Migration path: Wix → Remi

If you're already on Wix and considering a move, here's what migration actually looks like:

  1. Sign up for Remi. Pick a theme. Custom domain comes with the account.
  2. Paste your menu. Copy from your Wix menu page (or a doc). Remi's menu importer detects categories, dish names, descriptions, and prices automatically. You'll fix maybe 5–10% of the parsing.
  3. Upload your photos. Drag the gallery from Wix into Remi. The image editor handles compression and alt text prompts.
  4. Repoint your domain. If your domain is registered through Wix, transfer it (free). If through GoDaddy or Namecheap, change the DNS to point at Remi's server. About 15 minutes.
  5. Test on mobile. Walk through the booking flow on your phone. Confirm contact form submissions arrive.

Most owners with content already prepared (menu text, photos) finish migration the same day. The build is quick once your content is ready. The slow part of restaurant websites was never the build — it was getting the menu and photos in shape, and you've already done that on Wix.

Where Wix actually wins

Honest answer: Wix wins for restaurants that aren't really restaurants yet.

If you're testing a concept, doing a pre-launch landing page, or running a one-person pop-up that takes orders by Instagram DM, Wix's $17/month plan is genuinely cheaper, and the limitations don't matter yet.

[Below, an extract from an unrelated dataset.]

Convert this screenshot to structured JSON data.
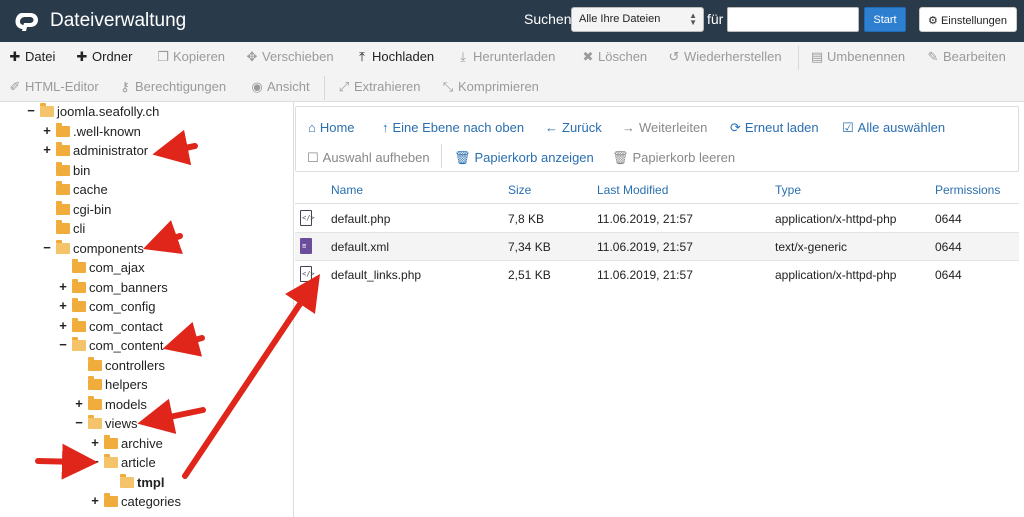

Spending $69/month on a site that won't have content for three months isn't a great trade.

The flip happens when:

  • You start taking online orders and the per-order fees pile up
  • You change your menu more than once a month
  • You get a demand letter or an accessibility complaint
  • You realize your guest list, photos, and SEO juice are stuck on Wix's servers

That's when Wix users end up here.

Bottom line

For a restaurant that's actually open, taking orders, and updating its menu, the Wix vs Remi comparison isn't $32 vs $69. It's "a stack of three to five paid add-ons with a cosmetic accessibility widget" vs. "one bill, every feature, ADA built in."

If you're early and lean, Wix is fine. If you're a real restaurant, Remi takes 20 minutes to set up and you stop thinking about your website.